Queen of Carrots said:
Love the postcard idea. It is so hard to get gifts for the elderly and that would be really special.
I agree on the coupons. Nobody ever cashes them in. Well, hardly ever. My parents did give us coupons for overnight babysitting this year, and we did use them. It actually helped a lot because it let us know how much they were willing to do, so we didn't feel bad about asking. I notice there's a large package for us this year, and I'm kind of hoping they still tucked those overnight babysitting cards in somewhere--otherwise I don't know if I will be willing to ask or not.
Katie made me laugh:
A lot of good ideas here! I'm done with my shopping for this year, but these are good to keep in mind.
Charity donations in someone's name always makes me think of Seinfeld, where George was giving people donations in their name to "the Human Fund," which he had made up.
And Rachel added some great ideas:
For the birthday of a good friend of mine, I wrapped up two copies of a book, one for her and one for me. I knew neither of us had read it, even though it had won many awards and had great reviews. We read it at the same time and met at a coffee shop to have a "book group" of two (my treat, of course, since that was also part of the gift). It was a gift that was fun to give and receive!

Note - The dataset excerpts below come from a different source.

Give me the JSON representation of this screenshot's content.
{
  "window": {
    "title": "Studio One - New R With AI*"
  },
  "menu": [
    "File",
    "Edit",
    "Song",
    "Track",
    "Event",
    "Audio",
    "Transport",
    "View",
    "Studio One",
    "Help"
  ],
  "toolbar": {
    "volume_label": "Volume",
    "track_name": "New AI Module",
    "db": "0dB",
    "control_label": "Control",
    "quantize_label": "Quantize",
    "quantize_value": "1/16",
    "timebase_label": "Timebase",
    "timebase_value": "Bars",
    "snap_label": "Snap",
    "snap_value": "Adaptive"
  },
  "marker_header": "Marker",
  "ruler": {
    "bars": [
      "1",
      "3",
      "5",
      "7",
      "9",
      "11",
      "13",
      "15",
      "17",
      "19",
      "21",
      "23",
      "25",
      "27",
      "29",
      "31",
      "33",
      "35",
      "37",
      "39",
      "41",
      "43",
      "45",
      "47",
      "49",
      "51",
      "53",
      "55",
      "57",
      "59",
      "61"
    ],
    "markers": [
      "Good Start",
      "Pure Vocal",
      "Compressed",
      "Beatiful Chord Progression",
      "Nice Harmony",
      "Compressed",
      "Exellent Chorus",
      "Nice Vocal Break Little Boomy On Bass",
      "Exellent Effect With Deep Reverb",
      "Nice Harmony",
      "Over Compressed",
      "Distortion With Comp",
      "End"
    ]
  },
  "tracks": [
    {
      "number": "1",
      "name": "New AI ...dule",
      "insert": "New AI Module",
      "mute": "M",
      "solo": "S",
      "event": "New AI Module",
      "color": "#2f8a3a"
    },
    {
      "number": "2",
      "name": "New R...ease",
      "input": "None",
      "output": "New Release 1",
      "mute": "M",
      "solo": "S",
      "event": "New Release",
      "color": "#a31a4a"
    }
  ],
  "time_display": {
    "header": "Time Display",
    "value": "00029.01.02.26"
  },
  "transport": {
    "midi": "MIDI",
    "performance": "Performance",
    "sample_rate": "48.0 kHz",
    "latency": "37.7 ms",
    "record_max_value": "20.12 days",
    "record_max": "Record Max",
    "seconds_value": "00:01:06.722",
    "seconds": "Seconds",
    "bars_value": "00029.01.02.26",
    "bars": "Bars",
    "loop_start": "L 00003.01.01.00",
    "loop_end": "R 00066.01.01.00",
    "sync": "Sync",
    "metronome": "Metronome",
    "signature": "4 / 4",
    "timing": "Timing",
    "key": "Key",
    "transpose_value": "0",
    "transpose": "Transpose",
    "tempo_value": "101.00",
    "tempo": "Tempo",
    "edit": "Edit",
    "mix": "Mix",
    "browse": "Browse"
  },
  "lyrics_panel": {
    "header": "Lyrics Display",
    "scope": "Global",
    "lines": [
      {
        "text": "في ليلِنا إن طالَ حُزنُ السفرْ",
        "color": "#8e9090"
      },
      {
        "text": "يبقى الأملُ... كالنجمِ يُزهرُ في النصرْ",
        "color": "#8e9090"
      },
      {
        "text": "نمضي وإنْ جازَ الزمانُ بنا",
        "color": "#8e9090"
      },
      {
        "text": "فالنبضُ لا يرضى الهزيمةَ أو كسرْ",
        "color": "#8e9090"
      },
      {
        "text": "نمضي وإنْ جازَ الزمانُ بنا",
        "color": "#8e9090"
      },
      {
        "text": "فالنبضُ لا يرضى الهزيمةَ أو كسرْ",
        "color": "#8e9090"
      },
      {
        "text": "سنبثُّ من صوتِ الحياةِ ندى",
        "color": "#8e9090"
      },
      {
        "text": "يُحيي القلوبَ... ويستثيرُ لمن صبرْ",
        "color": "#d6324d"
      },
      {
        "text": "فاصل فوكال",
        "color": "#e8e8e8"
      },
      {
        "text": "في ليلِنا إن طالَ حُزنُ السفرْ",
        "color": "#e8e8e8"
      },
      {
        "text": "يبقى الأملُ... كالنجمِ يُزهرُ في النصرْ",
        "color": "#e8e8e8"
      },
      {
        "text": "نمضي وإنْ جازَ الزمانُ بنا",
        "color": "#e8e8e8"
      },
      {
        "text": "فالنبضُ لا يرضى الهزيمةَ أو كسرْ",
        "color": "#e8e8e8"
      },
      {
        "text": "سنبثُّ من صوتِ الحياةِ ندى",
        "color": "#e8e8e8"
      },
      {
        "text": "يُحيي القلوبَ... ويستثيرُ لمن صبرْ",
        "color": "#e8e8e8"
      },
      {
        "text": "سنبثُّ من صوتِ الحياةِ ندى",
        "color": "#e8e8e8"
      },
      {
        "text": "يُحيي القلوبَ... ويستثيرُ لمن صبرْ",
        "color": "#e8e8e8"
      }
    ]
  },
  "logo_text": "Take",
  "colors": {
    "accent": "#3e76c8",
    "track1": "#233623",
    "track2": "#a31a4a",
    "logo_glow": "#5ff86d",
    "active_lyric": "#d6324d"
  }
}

Giving to charities in someone's name can be good if you tailor it carefully to the person. For instance, I sometimes donate to the humane society for my partner's family, since they are BIG animal lovers. I love when people give me charitable donations as gifts, too, but that's just me.
An important question for my commenters: I started getting hit incessantly with spam comments, so I turned off anonymous commenting, but this kept some people from commenting. I switched instead to Captcha about two months ago, which also stopped the spam, but which I know people hate. I tried turning it off last week and the spam onslaught immediately started again. So which option would you prefer going forward: Captcha, or no anonymous commenting?
Thanks for all the fantastic conversations this year that have made this blog what it is. I'm looking forward to many more enlightening discussions in 2013!